One thing I did agree with Jack Wiley on, and was pleased to hear him say (because sometimes I’ve felt I’m the only one who does) was that the adage, ‘people join organisations but leave managers’, is a myth.  That the data just doesn’t back it up.

Of course, there’s a lot more of these fallacies as well.  One of my other favourites is ‘you can’t manage what you can’t measure’.  It’s.  Not.  True.

There are more of these in Jeffrey Pfeffer’s books, ‘Hard facts, dangerous half-truths and total nonsense’ (with Bob Sutton) and ‘What were they thinking?’.  And in Bob Sutton’s blog.  (Yes, OK, I know these two are fans of evidence based management and would therefore probably want you to measure so that you can manage.  So?).

 

Anyway, regarding ‘people join organisations but leave managers’, Jack Wiley suggests the issue is just a lot more complicated than that.

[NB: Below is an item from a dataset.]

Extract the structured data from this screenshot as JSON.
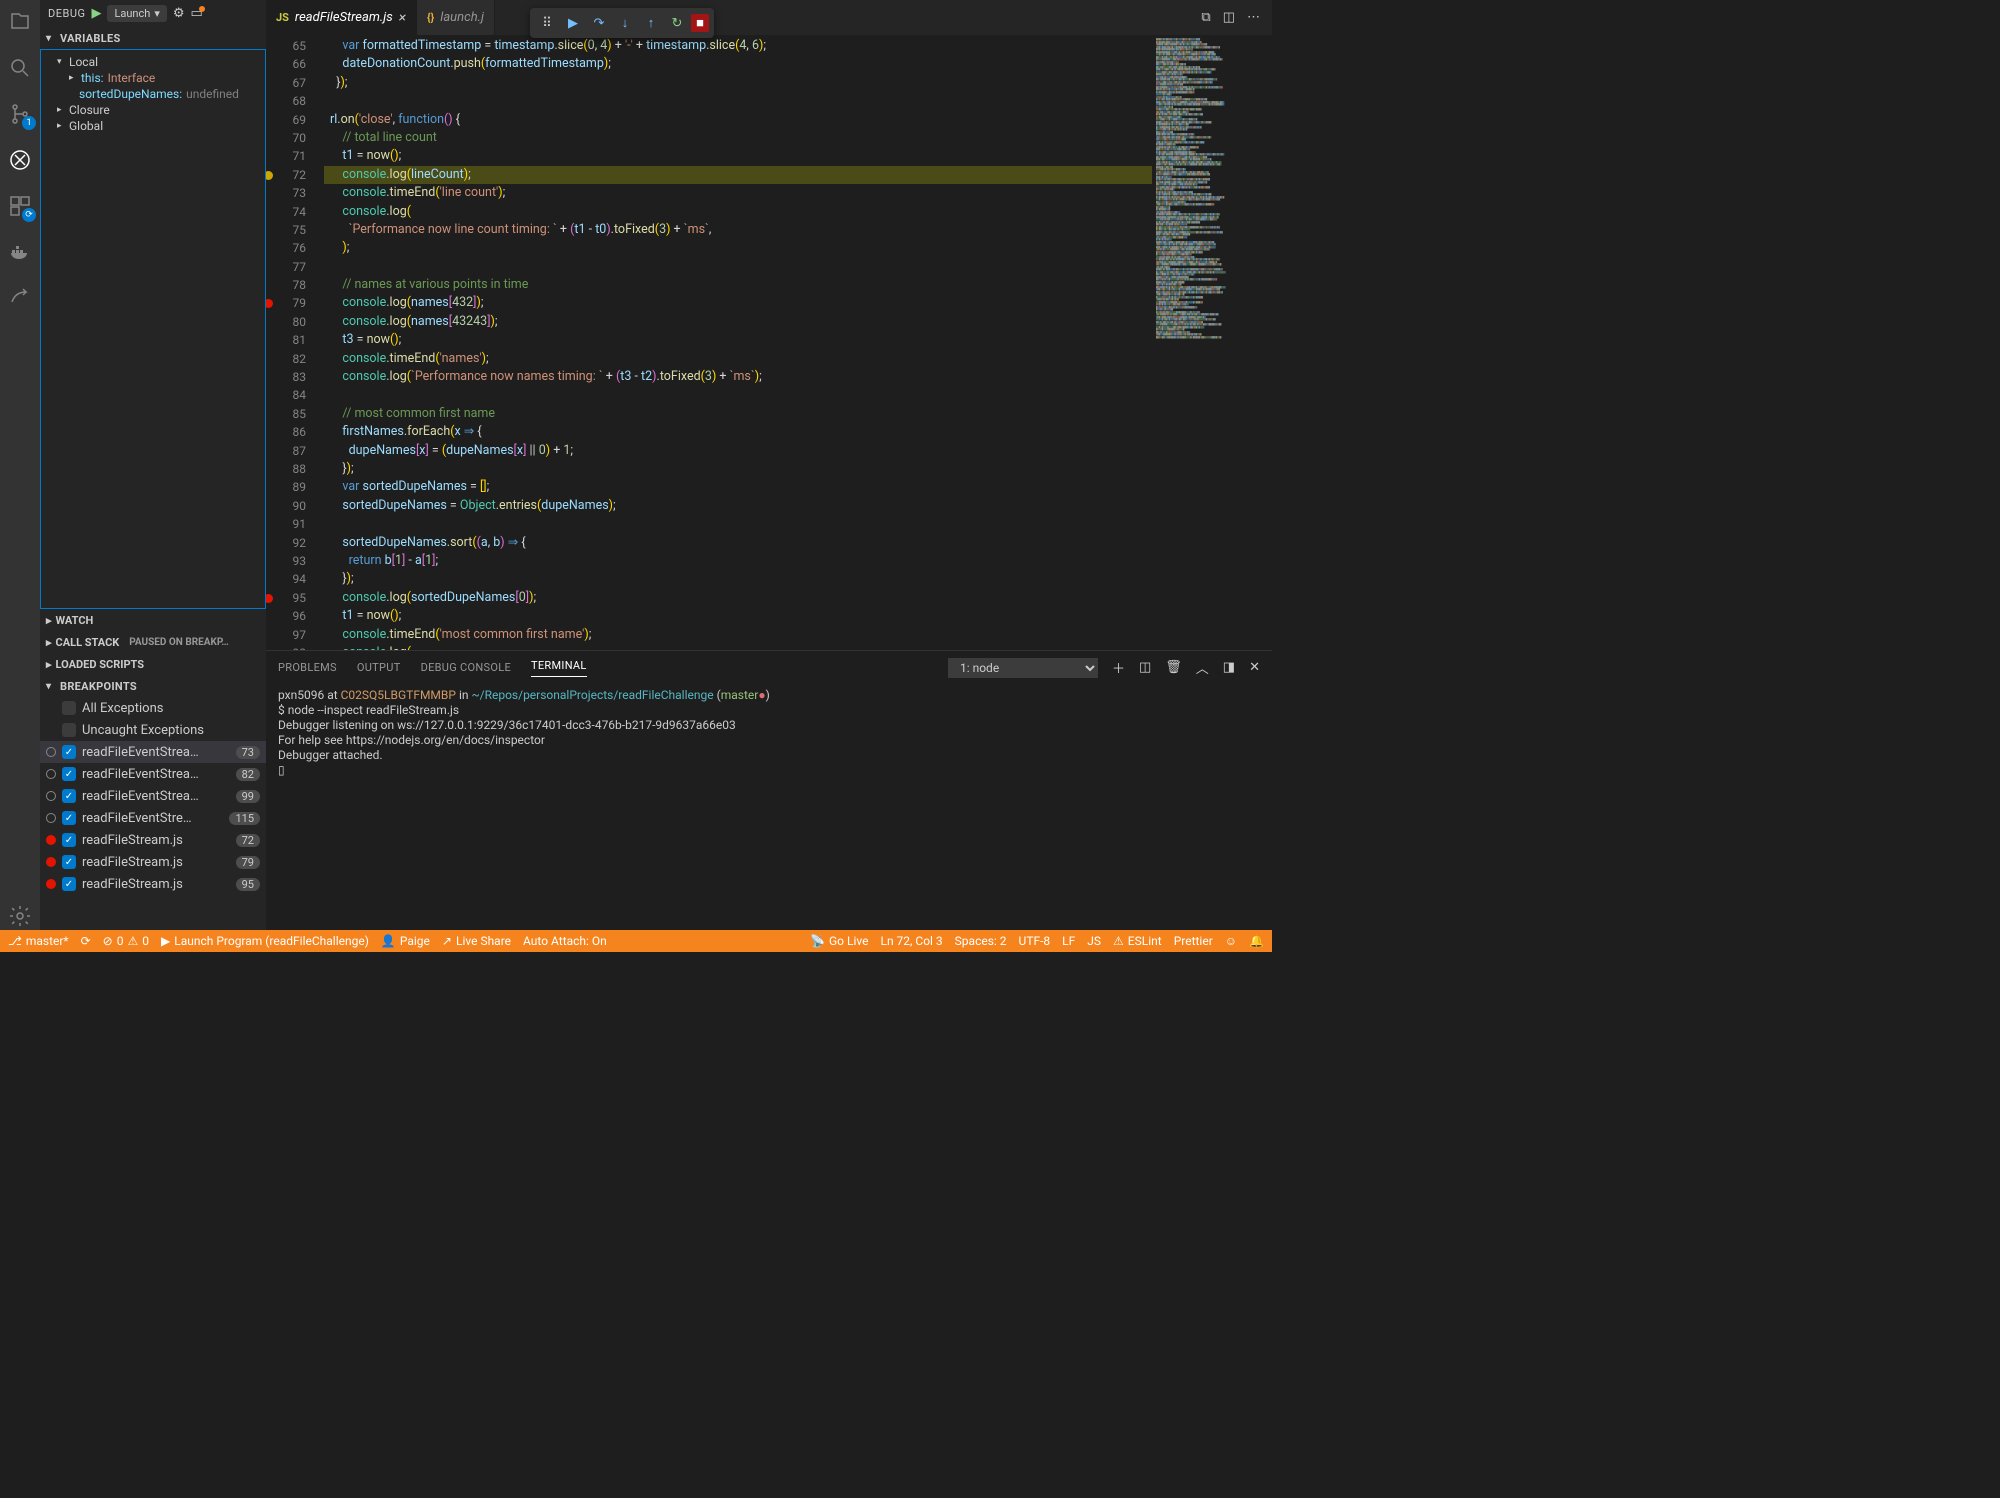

Kenexa’s WorkTrends survey shows that the key factors influencing stay / leave decisions in Europe at least are:

  1. Promising future for one’s self
  2. Excited about one’s work
  3. Confidence in organisation’s future
  4. Can balance career goals and family/personal life
  5. Contribution is valued
  6. Opportunity for growth/development
  7. Manager treats me with respect and dignity
  8. Safety is a priority
  9. CR efforts increase satisfaction
  10. Feel part of a team.

 

The manager is there, at #7, and they’re also going to influence the rest of the factors.  But it’s certainly not all about them.

 

Like Jack, I’ve seen data which discredits Marcus Buckingham’s suggestion (OK, I don’t think he was the first person to suggest it, but I think it’s down to him the phrase draws 1,480,000 results in Google).

For example, when I was at Penna, we produced evidence, which I found compelling, that while this might be true for production workers, knowledge workers were much more influenced by organisational values and senior leadership.

And didn’t Theresa Welbourne produce some similar findings suggesting that low performers might be engaged most by their managers but high performers again were influenced by broader issues (I might be making this up but I don’t think so).

It doesn’t even stand up to a decent bit of introspection – which to me at least is much more powerful than all of Jack’s stats.  Think back over the last 10 years of your career and reflect on when and how you’ve been engaged, and why you’ve left or joined organisations.  I bet it’s not ‘I joined because of the organisation and left cos of my manager’.

It’s complete rubbish.  So why do so many HR people trot it out?  Is it simply because they’re so busy, they just don’t stop to think?

I hope so.  Because the alternatives are far more worrying!